Bij hoge stralingen wordt de maximum temperatuur afhankelijk van het doel 15,5-23oC. Terwijl de praktijk in landen met veel straling laat zien, dat een hogere temperatuur heel goed mogelijk is. Het is zelfs vaak onmogelijk vanwege het klimaat om de doeltemperaturen te halen.
In verband daarmee heb ik de relatie tussen straling en temperatuur op basis van mijn ervaringen (geen hard onderzoek!) herschreven. Uitgangspunt daarin is het begrip groeigraaduur en joule: Joule/GDH(8). De 8 staat daarbij voor de basis temperatuur. Met dit systeem worden 2 dingen veranderd:
– de optimum lijn komt schuiner te liggen: bij een lagere straling een lagere temperatuur en bij een hogere straling een hogere temperatuur
– Joule/GDH(8) geeft een waarde aan voor de geschatte energie die een plant heeft voor groei en ontwikkeling. In de praktijk wordt ook met RTR gewerkt, voor mijn gevoel geeft Joule/GDH een betere benadering van de term.
Deze wordt op de volgende manier uitgerekent: Joule/((gem Temp – 8)*24)). Een voorbeeld:
Op een dag is er 1000 Joule straling.
De gemiddelde temperatuur = 16 oC
Berekening: 1000/((16-8)*24) = 1000/(8*24)=1000/192 = 5,2 J/GDH(8)
Hierbij gelden de volgende optimum waardes:
– geen belasting: 4-6 J/GDH(8)
– matige belasting: 5-7 J/GDH(8)
– sterke belasting: 6-8 J/GDH(8)
In een grafiek zien de beide methoden voor het normale temperatuurregime er als volgt uit:
Hier is heel goed te zien, dat bij de lage straling het systeem van J/GDH(8) een aanzienlijk lagere temperatuur geeft en bij een hoge straling een aanzienlijk hogere temperatuur.
Als we de temperatuur (J/GDH8) voor een vroege teelt inzetten, is de begin groei wat langzamer, maar de eindgroei wat sneller.

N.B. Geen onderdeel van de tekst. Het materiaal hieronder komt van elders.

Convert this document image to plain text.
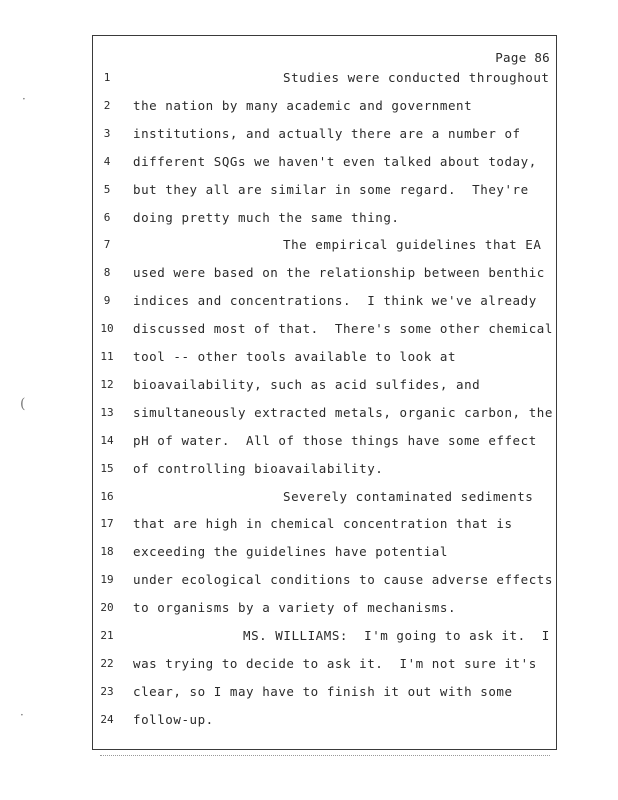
·
(
·
Page 86
1	Studies were conducted throughout
2	the nation by many academic and government
3	institutions, and actually there are a number of
4	different SQGs we haven't even talked about today,
5	but they all are similar in some regard.  They're
6	doing pretty much the same thing.
7	The empirical guidelines that EA
8	used were based on the relationship between benthic
9	indices and concentrations.  I think we've already
10 discussed most of that.  There's some other chemical
11 tool -- other tools available to look at
12 bioavailability, such as acid sulfides, and
13 simultaneously extracted metals, organic carbon, the
14 pH of water.  All of those things have some effect
15 of controlling bioavailability.
16	Severely contaminated sediments
17 that are high in chemical concentration that is
18 exceeding the guidelines have potential
19 under ecological conditions to cause adverse effects
20 to organisms by a variety of mechanisms.
21	MS. WILLIAMS:  I'm going to ask it.  I
22 was trying to decide to ask it.  I'm not sure it's
23 clear, so I may have to finish it out with some
24 follow-up.
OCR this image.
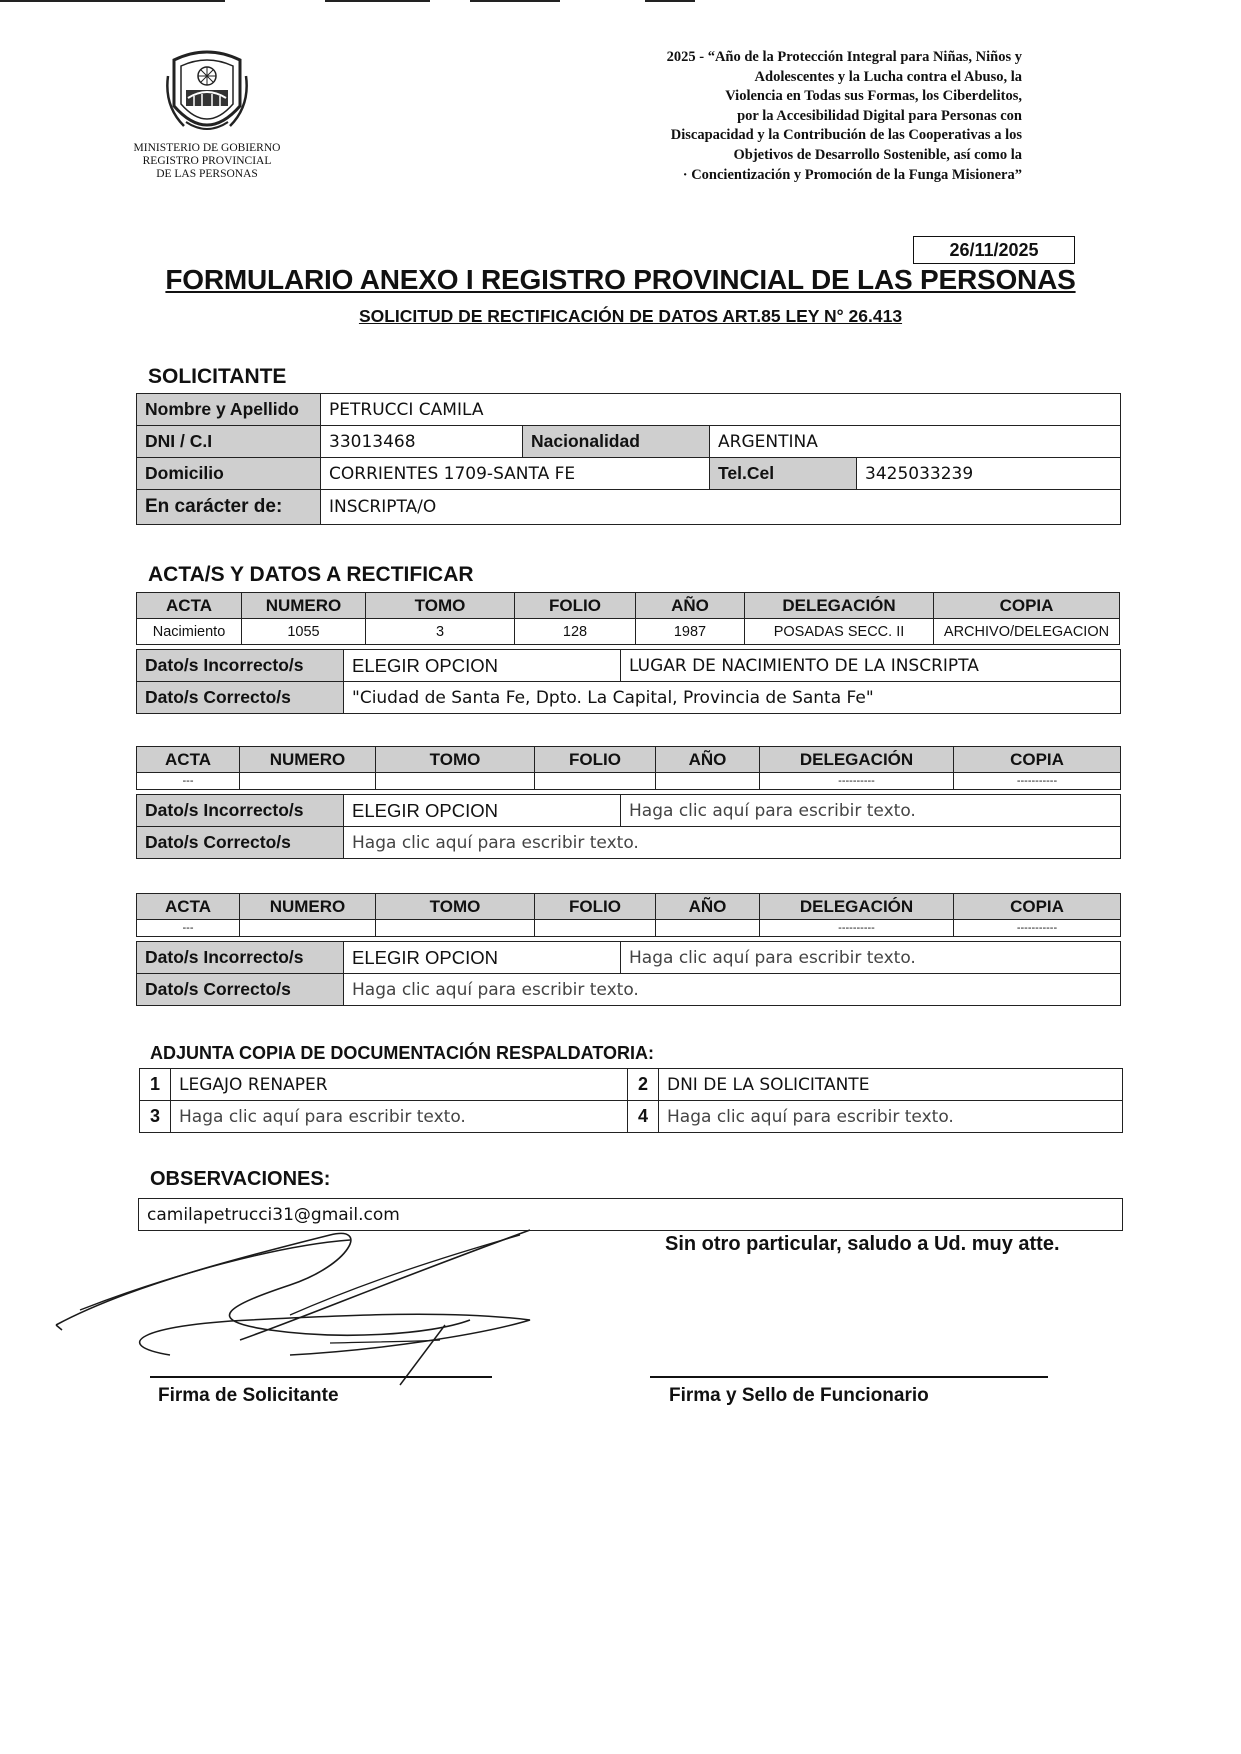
MINISTERIO DE GOBIERNO
REGISTRO PROVINCIAL
DE LAS PERSONAS
2025 - “Año de la Protección Integral para Niñas, Niños y
Adolescentes y la Lucha contra el Abuso, la
Violencia en Todas sus Formas, los Ciberdelitos,
por la Accesibilidad Digital para Personas con
Discapacidad y la Contribución de las Cooperativas a los
Objetivos de Desarrollo Sostenible, así como la
· Concientización y Promoción de la Funga Misionera”
26/11/2025
FORMULARIO ANEXO I REGISTRO PROVINCIAL DE LAS PERSONAS
SOLICITUD DE RECTIFICACIÓN DE DATOS ART.85 LEY N° 26.413
SOLICITANTE
Nombre y Apellido	PETRUCCI CAMILA			
DNI / C.I	33013468	Nacionalidad	ARGENTINA	
Domicilio	CORRIENTES 1709-SANTA FE		Tel.Cel	3425033239
En carácter de:	INSCRIPTA/O			
ACTA/S Y DATOS A RECTIFICAR
ACTA	NUMERO	TOMO	FOLIO	AÑO	DELEGACIÓN	COPIA
Nacimiento	1055	3	128	1987	POSADAS SECC. II	ARCHIVO/DELEGACION
Dato/s Incorrecto/s	ELEGIR OPCION	LUGAR DE NACIMIENTO DE LA INSCRIPTA
Dato/s Correcto/s	"Ciudad de Santa Fe, Dpto. La Capital, Provincia de Santa Fe"	
ACTA	NUMERO	TOMO	FOLIO	AÑO	DELEGACIÓN	COPIA
---					----------	-----------
Dato/s Incorrecto/s	ELEGIR OPCION	Haga clic aquí para escribir texto.
Dato/s Correcto/s	Haga clic aquí para escribir texto.	
ACTA	NUMERO	TOMO	FOLIO	AÑO	DELEGACIÓN	COPIA
---					----------	-----------
Dato/s Incorrecto/s	ELEGIR OPCION	Haga clic aquí para escribir texto.
Dato/s Correcto/s	Haga clic aquí para escribir texto.	
ADJUNTA COPIA DE DOCUMENTACIÓN RESPALDATORIA:
1	LEGAJO RENAPER	2	DNI DE LA SOLICITANTE
3	Haga clic aquí para escribir texto.	4	Haga clic aquí para escribir texto.
OBSERVACIONES:
camilapetrucci31@gmail.com
Sin otro particular, saludo a Ud. muy atte.
Firma de Solicitante	Firma y Sello de Funcionario
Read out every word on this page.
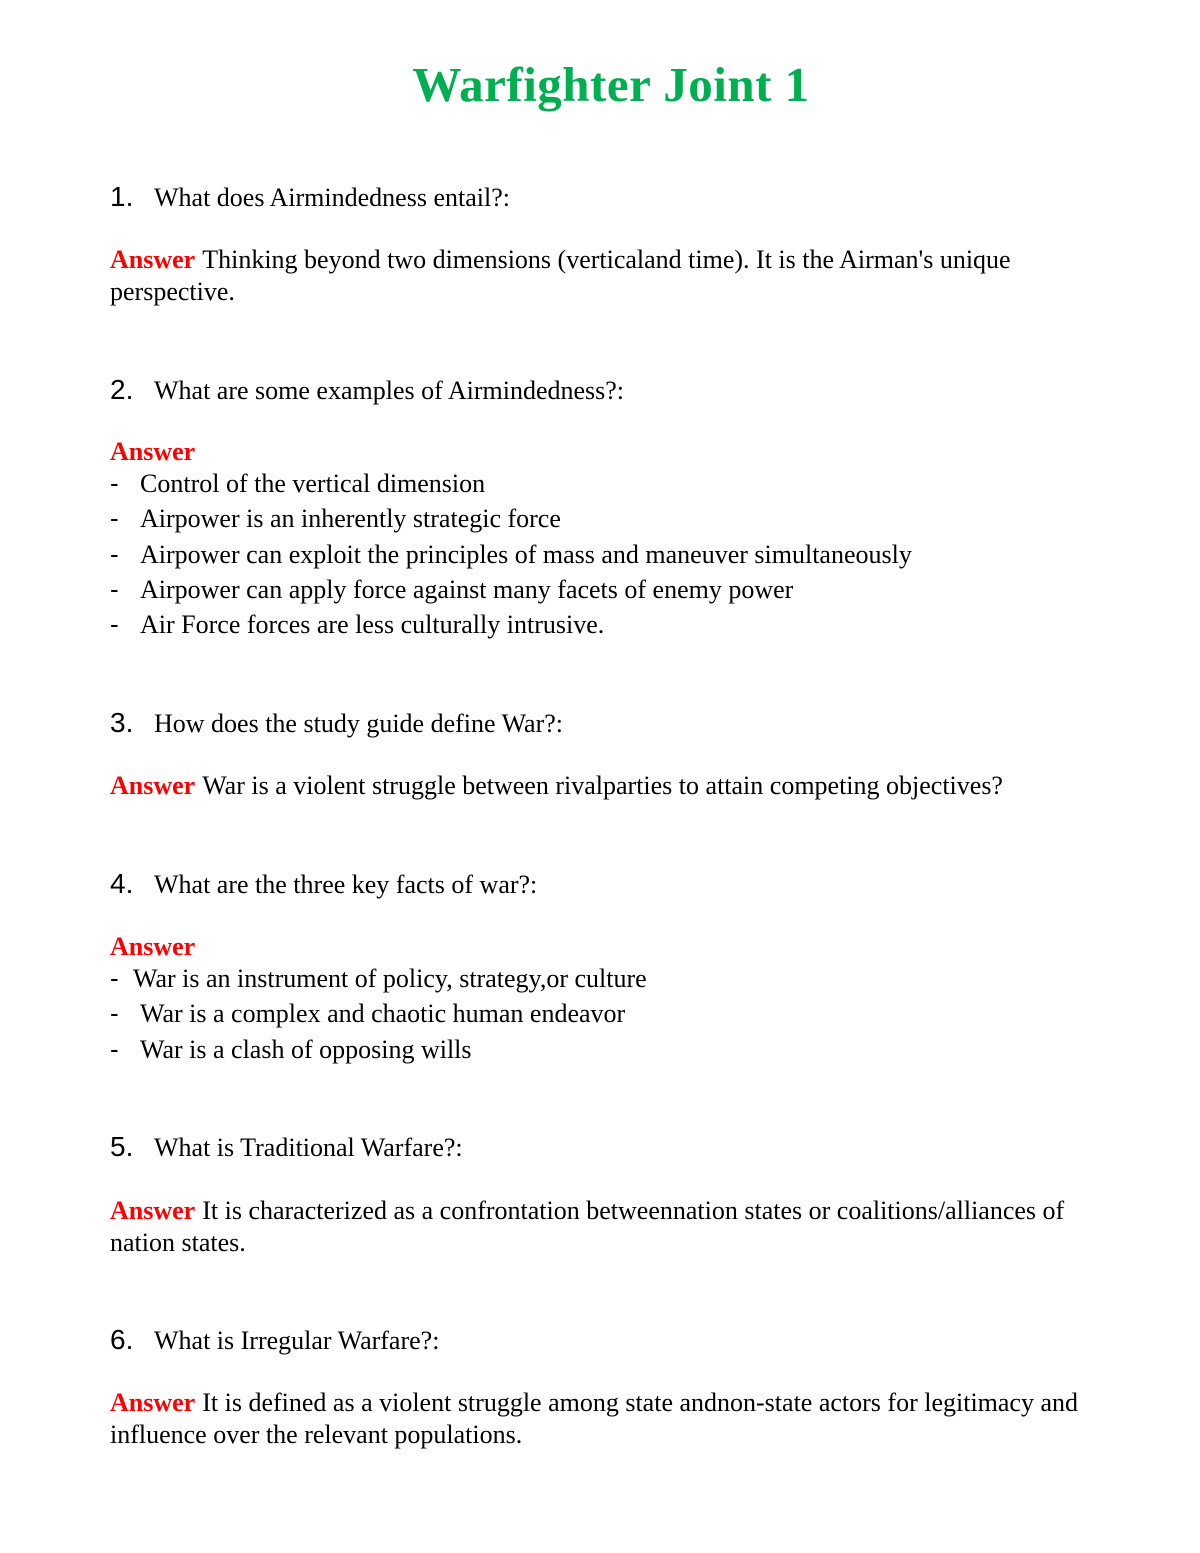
Warfighter Joint 1
1. What does Airmindedness entail?:
Answer Thinking beyond two dimensions (verticaland time). It is the Airman's unique perspective.
2. What are some examples of Airmindedness?:
Answer
- Control of the vertical dimension
- Airpower is an inherently strategic force
- Airpower can exploit the principles of mass and maneuver simultaneously
- Airpower can apply force against many facets of enemy power
- Air Force forces are less culturally intrusive.
3. How does the study guide define War?:
Answer War is a violent struggle between rivalparties to attain competing objectives?
4. What are the three key facts of war?:
Answer
- War is an instrument of policy, strategy,or culture
- War is a complex and chaotic human endeavor
- War is a clash of opposing wills
5. What is Traditional Warfare?:
Answer It is characterized as a confrontation betweennation states or coalitions/alliances of nation states.
6. What is Irregular Warfare?:
Answer It is defined as a violent struggle among state andnon-state actors for legitimacy and influence over the relevant populations.
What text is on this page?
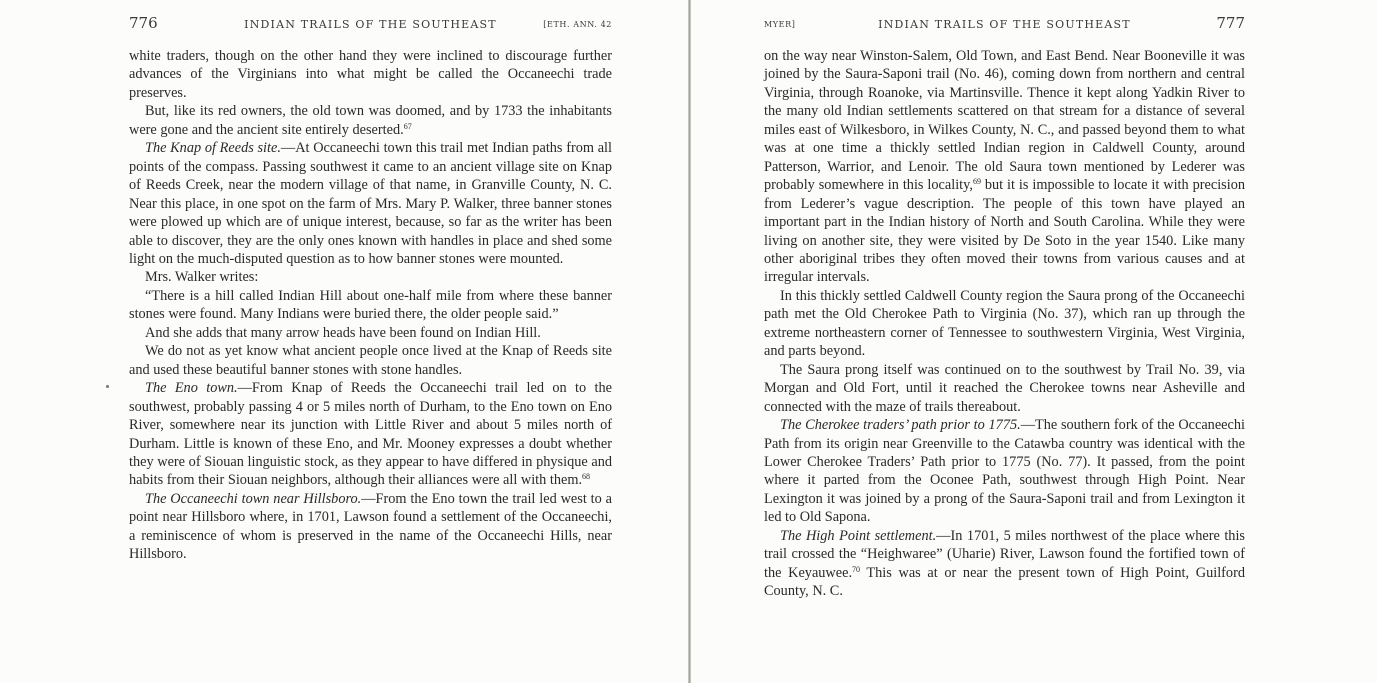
776	INDIAN TRAILS OF THE SOUTHEAST	[ETH. ANN. 42

white traders, though on the other hand they were inclined to discourage further advances of the Virginians into what might be called the Occaneechi trade preserves.

But, like its red owners, the old town was doomed, and by 1733 the inhabitants were gone and the ancient site entirely deserted.$^{67}$

The Knap of Reeds site.—At Occaneechi town this trail met Indian paths from all points of the compass. Passing southwest it came to an ancient village site on Knap of Reeds Creek, near the modern village of that name, in Granville County, N. C. Near this place, in one spot on the farm of Mrs. Mary P. Walker, three banner stones were plowed up which are of unique interest, because, so far as the writer has been able to discover, they are the only ones known with handles in place and shed some light on the much-disputed question as to how banner stones were mounted.

Mrs. Walker writes:

“There is a hill called Indian Hill about one-half mile from where these banner stones were found. Many Indians were buried there, the older people said.”

And she adds that many arrow heads have been found on Indian Hill.

We do not as yet know what ancient people once lived at the Knap of Reeds site and used these beautiful banner stones with stone handles.

The Eno town.—From Knap of Reeds the Occaneechi trail led on to the southwest, probably passing 4 or 5 miles north of Durham, to the Eno town on Eno River, somewhere near its junction with Little River and about 5 miles north of Durham. Little is known of these Eno, and Mr. Mooney expresses a doubt whether they were of Siouan linguistic stock, as they appear to have differed in physique and habits from their Siouan neighbors, although their alliances were all with them.$^{68}$

The Occaneechi town near Hillsboro.—From the Eno town the trail led west to a point near Hillsboro where, in 1701, Lawson found a settlement of the Occaneechi, a reminiscence of whom is preserved in the name of the Occaneechi Hills, near Hillsboro.

MYER]	INDIAN TRAILS OF THE SOUTHEAST	777

on the way near Winston-Salem, Old Town, and East Bend. Near Booneville it was joined by the Saura-Saponi trail (No. 46), coming down from northern and central Virginia, through Roanoke, via Martinsville. Thence it kept along Yadkin River to the many old Indian settlements scattered on that stream for a distance of several miles east of Wilkesboro, in Wilkes County, N. C., and passed beyond them to what was at one time a thickly settled Indian region in Caldwell County, around Patterson, Warrior, and Lenoir. The old Saura town mentioned by Lederer was probably somewhere in this locality,$^{69}$ but it is impossible to locate it with precision from Lederer’s vague description. The people of this town have played an important part in the Indian history of North and South Carolina. While they were living on another site, they were visited by De Soto in the year 1540. Like many other aboriginal tribes they often moved their towns from various causes and at irregular intervals.

In this thickly settled Caldwell County region the Saura prong of the Occaneechi path met the Old Cherokee Path to Virginia (No. 37), which ran up through the extreme northeastern corner of Tennessee to southwestern Virginia, West Virginia, and parts beyond.

The Saura prong itself was continued on to the southwest by Trail No. 39, via Morgan and Old Fort, until it reached the Cherokee towns near Asheville and connected with the maze of trails thereabout.

The Cherokee traders’ path prior to 1775.—The southern fork of the Occaneechi Path from its origin near Greenville to the Catawba country was identical with the Lower Cherokee Traders’ Path prior to 1775 (No. 77). It passed, from the point where it parted from the Oconee Path, southwest through High Point. Near Lexington it was joined by a prong of the Saura-Saponi trail and from Lexington it led to Old Sapona.

The High Point settlement.—In 1701, 5 miles northwest of the place where this trail crossed the “Heighwaree” (Uharie) River, Lawson found the fortified town of the Keyauwee.$^{70}$ This was at or near the present town of High Point, Guilford County, N. C.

Daarmee is de teelt praktisch niet later als bij de standaard tabel.
Voordeel van het werken met de J/GDH(8) is, dat dit gemakkelijk in registratiesystemen te verwerken is (bv in Excel). Dat geeft heel snel een overzicht van de J/GDH(8) waarmee gewerkt is: hoog / normaal / laag, en daarmee van de risico’s van de gerealiseerde temperaturen.
In Canada heb ik hier nu 2 jaar mee gewerkt, met mooie inzichten in wat er gebeurt in planten. Als de J/GDH(8) hoog zijn, is dat te zien in meer groei van blad, bloemknoppen en wortels. Zijn deze laag, dan valt de groei van die planten terug.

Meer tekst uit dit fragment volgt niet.